La libertà d'insegnamento è garantita dalla Costituzione, e nessuno obbliga a non trattare Sciascia o Quasimodo al quinto anno, o anche prima e lo dico per esperienza diretta. Non vedo dove sia la censura se in un modulo per es. sul Novecento, in particolare mettiamo sul famoso "impegno" (che nel radicale Sciascia fu oltremodo indiscutibile, come in Moravia che a sua volta nemmeno si asservì mai, neppure durante il fascismo, ad alcun ideologismo) degli intellettuali si introducano unità didattiche riguardanti Sciascia o Vittorini (se proprio ci si tiene; Vittorini che non capì Il Gattopardo), e addirittura nel biennio non mi risulta che siano scomparse le pagine riguardanti gli autori oggetto di questa stravagante rivendicazione, nella fattispecie data. Non vedo come si possa censurare una lezione riguardante una di queste unità didattiche, a parte il fatto che in genere le programmazione di dipartimento prevedono strumenti e metodi assolutamente personalizzabili e adattabili alle innumerevoli variabili specifiche, come per es. appunti o materiale in fotocopia o altri testi o laboratori di lettura, magari su Scotellaro, ecc. Tutto ciò è di una ingenuità disarmante. Il problema sono semmai i tempi: a stento si arriva a D'Annunzio e Pirandello purtroppo. Ma sulla scuola ognuno è pronto a sparare a zero, sulla scuola si è sempre poco o niente affatto informati, anche da dentro fino alla negazione dell'evidenza davvero, intorno alla scuola e all'Accademia da sempre circolano le polemiche più bizzarre e fantasiose, questa qui in particolare è sbagliata e strumentale in un modo che fa cascare le braccia per terra.

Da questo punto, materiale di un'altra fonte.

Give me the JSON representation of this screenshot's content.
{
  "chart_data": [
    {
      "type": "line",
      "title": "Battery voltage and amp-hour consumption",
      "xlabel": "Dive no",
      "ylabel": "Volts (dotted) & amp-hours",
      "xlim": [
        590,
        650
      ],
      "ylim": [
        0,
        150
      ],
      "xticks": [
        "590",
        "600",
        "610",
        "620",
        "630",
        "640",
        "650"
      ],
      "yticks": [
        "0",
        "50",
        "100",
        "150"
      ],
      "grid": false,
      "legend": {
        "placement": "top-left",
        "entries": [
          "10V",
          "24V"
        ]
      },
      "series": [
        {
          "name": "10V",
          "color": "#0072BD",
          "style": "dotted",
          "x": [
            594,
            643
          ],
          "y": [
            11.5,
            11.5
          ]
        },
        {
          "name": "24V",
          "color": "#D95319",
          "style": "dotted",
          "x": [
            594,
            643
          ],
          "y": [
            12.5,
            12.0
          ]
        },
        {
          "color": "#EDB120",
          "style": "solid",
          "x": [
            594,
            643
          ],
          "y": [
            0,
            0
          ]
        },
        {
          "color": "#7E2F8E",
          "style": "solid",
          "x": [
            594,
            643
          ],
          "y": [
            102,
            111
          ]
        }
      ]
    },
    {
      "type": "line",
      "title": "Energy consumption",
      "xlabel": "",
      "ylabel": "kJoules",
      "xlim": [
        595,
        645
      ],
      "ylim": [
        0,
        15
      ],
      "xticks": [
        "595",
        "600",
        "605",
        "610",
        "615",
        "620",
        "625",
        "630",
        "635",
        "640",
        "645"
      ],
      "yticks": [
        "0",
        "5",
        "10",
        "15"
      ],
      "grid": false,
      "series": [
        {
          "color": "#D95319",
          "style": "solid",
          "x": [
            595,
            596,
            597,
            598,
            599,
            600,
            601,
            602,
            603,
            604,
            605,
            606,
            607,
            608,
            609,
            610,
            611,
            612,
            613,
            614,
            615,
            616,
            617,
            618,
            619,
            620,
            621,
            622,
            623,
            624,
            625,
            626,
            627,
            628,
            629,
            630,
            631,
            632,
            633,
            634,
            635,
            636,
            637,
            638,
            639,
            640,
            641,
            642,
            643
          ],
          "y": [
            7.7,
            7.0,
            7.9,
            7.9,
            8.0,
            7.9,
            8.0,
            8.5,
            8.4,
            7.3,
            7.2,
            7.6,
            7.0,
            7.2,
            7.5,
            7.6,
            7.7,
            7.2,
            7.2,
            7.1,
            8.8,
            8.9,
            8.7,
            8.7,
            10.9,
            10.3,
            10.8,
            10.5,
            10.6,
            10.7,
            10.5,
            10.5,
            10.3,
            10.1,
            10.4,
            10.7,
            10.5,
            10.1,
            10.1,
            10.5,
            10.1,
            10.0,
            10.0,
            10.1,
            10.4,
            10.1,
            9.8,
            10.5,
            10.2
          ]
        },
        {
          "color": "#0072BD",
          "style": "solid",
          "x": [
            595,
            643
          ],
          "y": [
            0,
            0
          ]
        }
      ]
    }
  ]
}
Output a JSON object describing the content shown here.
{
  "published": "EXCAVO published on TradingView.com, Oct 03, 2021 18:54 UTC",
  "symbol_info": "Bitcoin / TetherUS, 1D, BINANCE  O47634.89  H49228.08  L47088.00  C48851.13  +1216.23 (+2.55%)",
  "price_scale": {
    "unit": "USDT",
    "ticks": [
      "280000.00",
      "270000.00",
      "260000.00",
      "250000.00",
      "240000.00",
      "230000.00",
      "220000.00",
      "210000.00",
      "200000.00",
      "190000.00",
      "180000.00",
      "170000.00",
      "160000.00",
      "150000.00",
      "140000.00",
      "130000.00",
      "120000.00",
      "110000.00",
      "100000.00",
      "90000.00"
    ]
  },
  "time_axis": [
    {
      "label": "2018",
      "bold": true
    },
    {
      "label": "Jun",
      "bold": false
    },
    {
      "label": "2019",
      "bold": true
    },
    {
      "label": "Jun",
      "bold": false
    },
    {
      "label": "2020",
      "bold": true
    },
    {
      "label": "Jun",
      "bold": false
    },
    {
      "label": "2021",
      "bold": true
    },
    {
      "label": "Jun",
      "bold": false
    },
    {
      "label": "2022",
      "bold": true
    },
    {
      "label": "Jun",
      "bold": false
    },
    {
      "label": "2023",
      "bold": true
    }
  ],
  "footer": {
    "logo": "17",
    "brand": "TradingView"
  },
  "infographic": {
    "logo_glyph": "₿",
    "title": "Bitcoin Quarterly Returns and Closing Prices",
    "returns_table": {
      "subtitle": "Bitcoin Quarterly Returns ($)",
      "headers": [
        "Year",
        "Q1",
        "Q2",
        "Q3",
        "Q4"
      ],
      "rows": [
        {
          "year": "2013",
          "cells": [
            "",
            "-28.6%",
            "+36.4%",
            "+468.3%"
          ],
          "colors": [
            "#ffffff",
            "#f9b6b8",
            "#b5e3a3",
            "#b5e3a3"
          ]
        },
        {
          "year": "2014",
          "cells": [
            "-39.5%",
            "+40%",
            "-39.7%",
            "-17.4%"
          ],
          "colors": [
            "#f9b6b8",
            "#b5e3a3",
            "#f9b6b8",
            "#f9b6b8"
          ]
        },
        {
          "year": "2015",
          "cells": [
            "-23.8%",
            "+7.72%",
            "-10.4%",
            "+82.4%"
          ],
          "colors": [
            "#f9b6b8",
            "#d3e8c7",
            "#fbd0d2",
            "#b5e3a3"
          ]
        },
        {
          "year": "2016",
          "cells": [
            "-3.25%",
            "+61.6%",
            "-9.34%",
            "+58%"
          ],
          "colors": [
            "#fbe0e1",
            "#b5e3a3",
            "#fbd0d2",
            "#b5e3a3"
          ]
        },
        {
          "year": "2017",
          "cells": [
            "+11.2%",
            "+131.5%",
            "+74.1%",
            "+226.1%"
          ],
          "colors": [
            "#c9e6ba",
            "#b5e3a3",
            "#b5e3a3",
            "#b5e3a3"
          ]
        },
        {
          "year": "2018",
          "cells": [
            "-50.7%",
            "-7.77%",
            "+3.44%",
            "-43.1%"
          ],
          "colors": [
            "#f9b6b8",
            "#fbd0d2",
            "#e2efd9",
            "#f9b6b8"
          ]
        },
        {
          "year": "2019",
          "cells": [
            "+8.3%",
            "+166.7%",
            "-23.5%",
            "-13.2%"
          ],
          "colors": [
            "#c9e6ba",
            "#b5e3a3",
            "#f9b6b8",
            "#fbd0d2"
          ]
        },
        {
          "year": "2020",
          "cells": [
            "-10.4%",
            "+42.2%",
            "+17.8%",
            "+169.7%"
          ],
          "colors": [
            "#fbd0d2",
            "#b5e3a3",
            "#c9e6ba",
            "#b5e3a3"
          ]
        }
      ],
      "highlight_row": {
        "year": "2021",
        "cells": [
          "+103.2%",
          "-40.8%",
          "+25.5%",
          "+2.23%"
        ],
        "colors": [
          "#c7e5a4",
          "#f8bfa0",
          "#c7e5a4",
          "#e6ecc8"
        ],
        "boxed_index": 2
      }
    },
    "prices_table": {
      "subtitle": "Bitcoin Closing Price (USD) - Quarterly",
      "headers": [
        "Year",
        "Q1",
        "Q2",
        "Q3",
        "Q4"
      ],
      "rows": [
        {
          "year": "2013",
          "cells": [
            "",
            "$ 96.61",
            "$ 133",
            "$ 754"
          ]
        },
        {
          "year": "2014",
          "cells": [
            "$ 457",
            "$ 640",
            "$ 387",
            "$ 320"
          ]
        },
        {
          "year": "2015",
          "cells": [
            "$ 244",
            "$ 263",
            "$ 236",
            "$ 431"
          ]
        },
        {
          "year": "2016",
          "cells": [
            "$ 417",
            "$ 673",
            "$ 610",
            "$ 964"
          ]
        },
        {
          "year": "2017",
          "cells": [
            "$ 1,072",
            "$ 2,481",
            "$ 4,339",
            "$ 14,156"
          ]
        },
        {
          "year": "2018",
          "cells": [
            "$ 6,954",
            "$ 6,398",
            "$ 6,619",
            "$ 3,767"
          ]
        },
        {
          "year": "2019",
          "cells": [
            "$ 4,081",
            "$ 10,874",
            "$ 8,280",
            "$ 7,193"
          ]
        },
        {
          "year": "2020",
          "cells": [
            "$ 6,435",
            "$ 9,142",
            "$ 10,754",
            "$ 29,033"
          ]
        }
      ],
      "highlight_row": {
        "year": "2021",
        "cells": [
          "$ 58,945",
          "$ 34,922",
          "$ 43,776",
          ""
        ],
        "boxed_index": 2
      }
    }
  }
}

È una polemica sbagliata, strumentale e anche ridicola, si richiede all'istruzione pubblica di affrontare e risolvere qualsiasi problema e nei vari insegnamenti che si ricoprono, di trattare tutto, come anche all'università laddove l'una e l'altra non possono che offrire alcuni fondamentali strumenti di conoscenza critica; è ancora poco lo so, ma sarebbe già molto questo poco, e lo è. Sono, invece, con lampante pressappochismo, questi, nient'altro che pretesti accampati da chi non vive quotidianamente la realtà delle cose. Si fa una gran confusione: è ovvio che se nella circolare ministeriale sono stati fatti dei nomi, non si impongono come elenco esaustivo se non come elemento rappresentativo, che non è in grado di circoscrivere il limite della scelta legittima in senso critico e necessariamente pluralistico. E qui - come altrove - è evidente il comportamento (che, per giunta, non mi meraviglia affatto) che interessa una parte - forse più “forte”, mi augurerei di no... - della cosiddetta cultura italiana che non solo è molto provinciale, anche quella extra-accademica, ma anche - come in questo caso - conformista e acritica, di grave peso propagandistico e antipedagogico. Insomma, la matrice che sottende una strategia siffatta è simile al delirio per il tifo sportivo ed è di tipo fortemente sottoculturale. Il conformismo è il primo nemico della conoscenza.